Orbital imagery of the Moon and Mars shows evidence of lava tubes in the form of sinuous rilles, pit craters, topographic ridges, and skylights. These caverns are important for planetary exploration from geological, biological, and engineering perspectives. They offer access to undisturbed rocks that are relatively pristine from surface weathering processes. Caves are a prime site to search for life on Mars since they offer protection from ultraviolet radiation and conditions that might be favorable for stable water to exist. They are also prime locations for astronaut shelters because the subsurface environment provides protection from radiation, dust, and large ambient temperature variations. Before a rover or human can safely enter a lava tube on another world, geophysical surveys are required to peer into the subsurface at candidate sites and determine the existence, size, extent, and floor material characteristics of any lateral voids.
In cooperation with SSERVI’s Remote, In Situ, and Synchrotron Studies for Science and Exploration (RIS4E) team, we have carried out a geophysical survey of a lava tube at the Hawai‘i Space Exploration Analog and Simulation (HI-SEAS) planetary analog site on Mauna Loa, Hawai‘i. Multiple geophysical methods can detect and characterize subsurface voids. Each technique has benefits and limitations depending on the subsurface geology, void size, target depth, and surface conditions. Here, we report our findings from an initial field test comparing LiDAR, GPR, and magnetic surveys over a known lava tube system near HI-SEAS.

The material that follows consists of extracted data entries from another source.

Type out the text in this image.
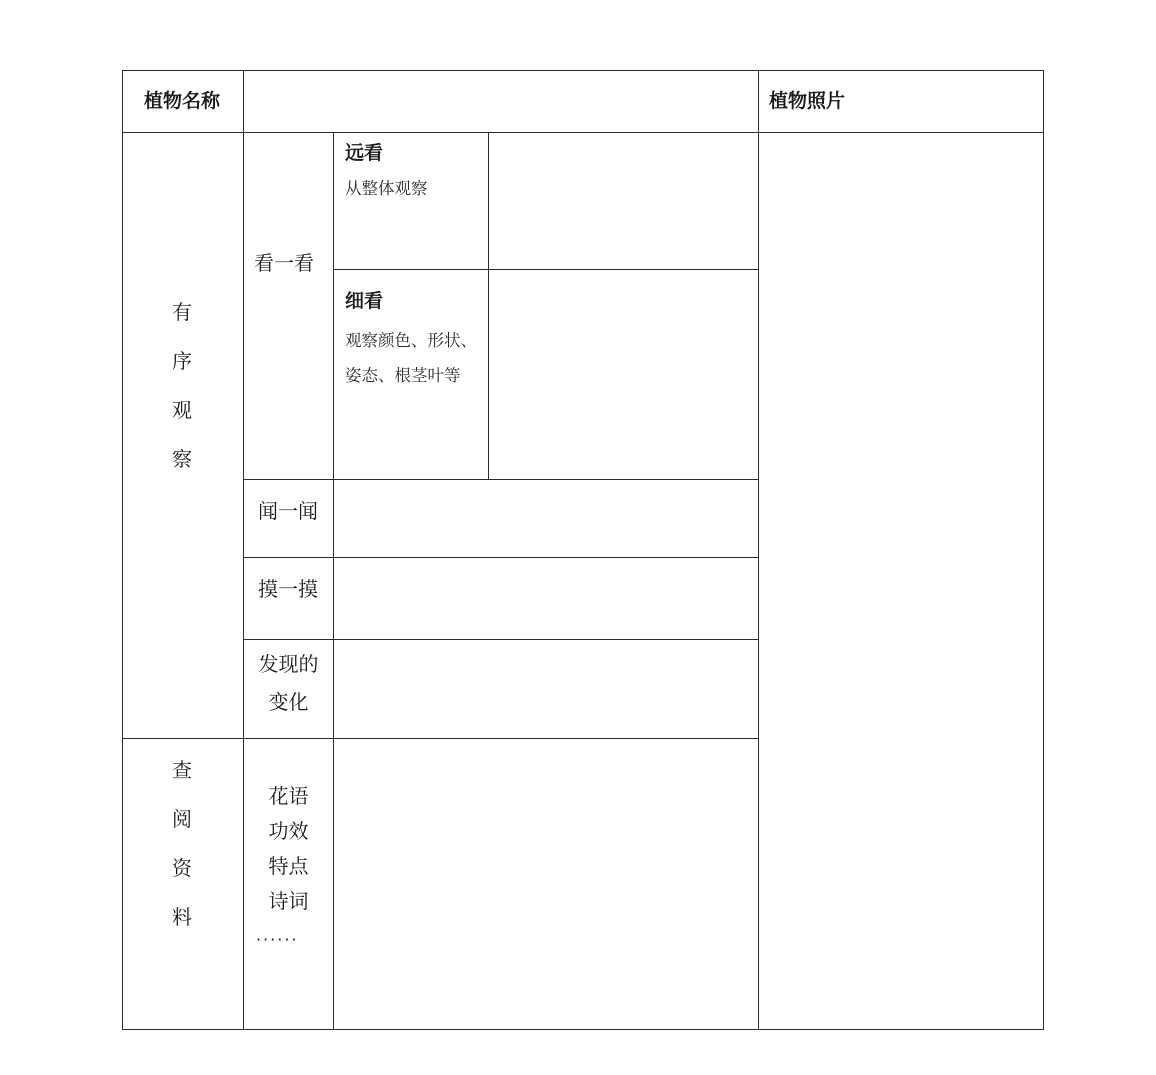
植物名称	植物照片
有
序
观
察
看一看
远看
从整体观察
细看
观察颜色、形状、
姿态、根茎叶等
闻一闻
摸一摸
发现的
变化
查
阅
资
料
花语
功效
特点
诗词
······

The HI-SEAS program studies team function and autonomy on long duration exploration missions conducted in a remote habitat located on Mauna Loa, Hawai‘i. The basaltic terrain and sparse vegetation of the site make it a good geologic analog to the Moon or Mars, and since the site is accessible year-round, it allows for longer-term isolation studies than other analog locations. Since 2012, NASA has funded ongoing HI-SEAS missions ranging from four to twelve months in duration. These missions are comprised of six crewmembers who live in the habitat and interact with a mission support team remotely via an imposed 20-minute communications delay to provide Mars-like operational latencies. Crewmembers wearing simulated space suits regularly conduct extra-vehicular activities (EVAs) to explore their surroundings. The geophysical data we have collected at this lava tube serves as a control to help evaluate the field mapping performance of HI-SEAS crews. It also helps identify operational best practices to plan and carry out future field surveys to characterize subsurface voids on similar volcanic terrains.